By inducing the immune system to do a job that antibiotics sometimes can’t, scientists have found a way to fend off a microbe that causes deadly blood infections.
The researchers fashioned a vaccine against the troublesome bacterium Staphylococcus aureus by packaging two of the microbe’s own carbohydrate molecules with a protein that the immune system recognizes as foreign. This generates enough antibodies to defend against S. aureus in many kidney-dialysis patients, who are susceptible to staph infections, researchers report in the Feb. 14 New England Journal of Medicine.
Roughly one-fourth of all people at any given moment have S. aureus in or on their bodies. In most cases, the immune system or antibiotics kill off the bacteria. But by a Darwinian selection process, S. aureus strains that survive in hospitals and nursing homes–where many people are on long-term antibiotics–often become resistant to drugs.
In the first large trial of a vaccine against S. aureus in people, the researchers vaccinated roughly half of 1,798 dialysis patients. Such people are vulnerable to staph infections because their kidneys don’t clear waste products from the blood efficiently and because they have shunts. These devices–installed through the skin to allow blood to flow in and out during dialysis–increase the risk of infection, says study coauthor Ali I. Fattom of Nabi, a pharmaceutical company in Rockville, Md.
In the trial, he and his colleagues found that only 11 of 892 dialysis patients had S. aureus in their blood during the 40 weeks following a single injection of the vaccine, whereas 26 of 906 unvaccinated dialysis patients had a staph infection.
The staph infections that arose in vaccinated patients also developed later than in the other group, notes Naomi Balaban of the University of California, Davis. This is encouraging because it suggests that vaccination will keep dialysis patients free of infection longer, she says.
The study “represents a major advance in our prevention of staphylococcal disease,” says Larry M. Baddour of the University of Tennessee Medical Center in Knoxville. This and other antibacterial vaccines are ushering in a decade of progress against these microbes, he says.
The human immune system tends to overlook carbohydrate molecules, so Fattom and his colleagues built the vaccine by attaching the two microbial carbohydrates to an engineered version of a protein from another bacterium.
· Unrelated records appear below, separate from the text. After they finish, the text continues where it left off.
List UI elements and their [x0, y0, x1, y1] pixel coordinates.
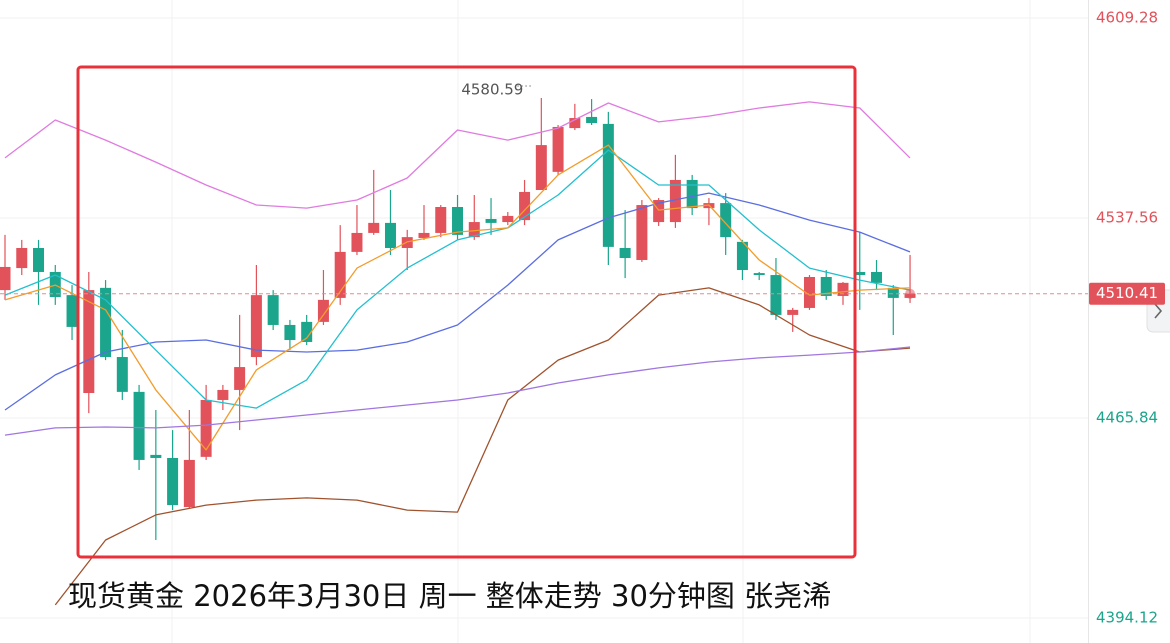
- highlight-box: [76, 65, 857, 559]
- y-tick-label: 4465.84: [1096, 408, 1158, 426]
- indicator-line: [4, 149, 911, 409]
- candle-body: [887, 287, 899, 298]
- candle-body: [351, 232, 363, 252]
- candle-body: [16, 247, 28, 269]
- candle-body: [753, 273, 765, 276]
- candle-body: [854, 271, 866, 276]
- candle-body: [586, 116, 598, 124]
- y-tick-label: 4394.12: [1096, 608, 1158, 626]
- candle-body: [871, 271, 883, 283]
- candle-body: [803, 276, 815, 308]
- candle-body: [183, 459, 195, 508]
- candle-body: [669, 179, 681, 223]
- y-tick-label: 4537.56: [1096, 208, 1158, 226]
- candle-body: [569, 118, 581, 129]
- candle-body: [535, 145, 547, 190]
- indicator-line: [4, 346, 911, 436]
- candle-body: [100, 287, 112, 358]
- candle-body: [686, 179, 698, 209]
- scroll-arrow-icon[interactable]: [1154, 303, 1163, 319]
- candle-body: [167, 457, 179, 506]
- candle-body: [636, 205, 648, 260]
- high-annotation: 4580.59: [461, 80, 523, 98]
- candle-body: [619, 247, 631, 259]
- candle-body: [250, 295, 262, 358]
- candle-body: [301, 321, 313, 342]
- candle-body: [284, 324, 296, 341]
- candle-body: [502, 215, 514, 223]
- y-tick-label: 4609.28: [1096, 8, 1158, 26]
- candle-body: [0, 266, 11, 291]
- candle-body: [133, 391, 145, 460]
- indicator-line: [54, 287, 911, 606]
- last-price-tag: [1089, 282, 1165, 305]
- candle-body: [837, 282, 849, 296]
- candle-body: [217, 389, 229, 400]
- candle-body: [468, 222, 480, 238]
- candle-body: [418, 232, 430, 238]
- candle-body: [820, 276, 832, 296]
- plot-area: 4580.59: [0, 17, 1088, 619]
- candle-body: [720, 203, 732, 238]
- chart-title: 现货黄金 2026年3月30日 周一 整体走势 30分钟图 张尧浠: [68, 579, 831, 613]
- candle-body: [83, 290, 95, 394]
- indicator-line: [4, 144, 911, 451]
- candle-body: [736, 241, 748, 271]
- candle-body: [435, 206, 447, 233]
- candle-body: [602, 123, 614, 247]
- candle-body: [368, 222, 380, 233]
- candle-body: [267, 295, 279, 325]
- candle-body: [384, 222, 396, 248]
- candle-body: [234, 367, 246, 390]
- last-price-label: 4510.41: [1096, 284, 1158, 302]
- candle-body: [116, 357, 128, 392]
- candle-body: [317, 299, 329, 322]
- candle-body: [653, 200, 665, 223]
- candle-body: [519, 191, 531, 221]
- last-price-dot: [905, 288, 916, 299]
- candle-body: [770, 275, 782, 315]
- candle-body: [200, 399, 212, 457]
- candle-body: [334, 251, 346, 298]
- candle-body: [66, 295, 78, 327]
- candle-body: [33, 247, 45, 272]
- vertical-grid: [171, 0, 1031, 643]
- candle-body: [485, 218, 497, 223]
- candle-body: [150, 454, 162, 458]
- indicator-line: [4, 192, 911, 411]
- candle-body: [787, 309, 799, 315]
- indicator-line: [4, 101, 911, 209]
- candle-body: [452, 206, 464, 235]
- candle-body: [552, 126, 564, 172]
The combination elicited an immune response.
Since the carbohydrate molecules are integral parts of a capsule structure that normally shields S. aureus, it’s unlikely the bacterium will change in response to the vaccine and become resistant, Fattom says.
The new vaccine arrives at a time when antibiotic designers are struggling “to stay one step ahead of [drug-]resistant bacteria,” says Fattom.
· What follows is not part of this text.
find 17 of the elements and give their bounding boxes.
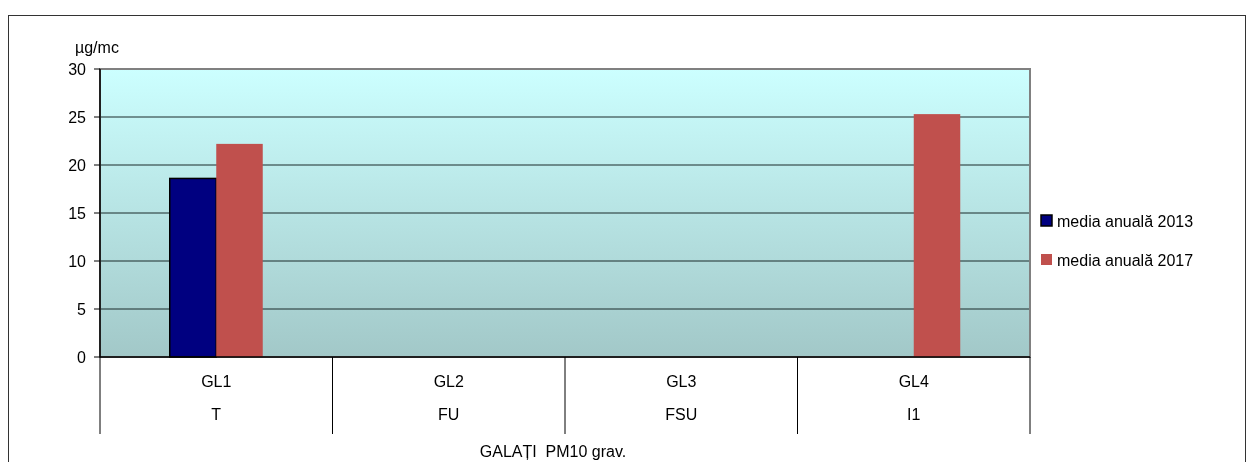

Despite sterilizing techniques, invasive procedures now available–such as catheters threaded through blood vessels to the heart–expose many patients to S. aureus infection, says J. John Weems of the Greenville
Hospital Systems in Greenville, S.C. The vaccine may prove useful for any patient entering a hospital for elective surgery, says study coauthor John B. Robbins of the National Institute of Child Health and Human Development in Bethesda, Md.
Only a thorough cost-benefit study will determine whether doctors should give the vaccine to all patients undergoing such procedures, Weems says.
Because the vaccine didn’t protect all the people who got it, the researchers are now attempting to make it more potent by adding a third carbohydrate molecule from the S. aureus capsule, Fattom says.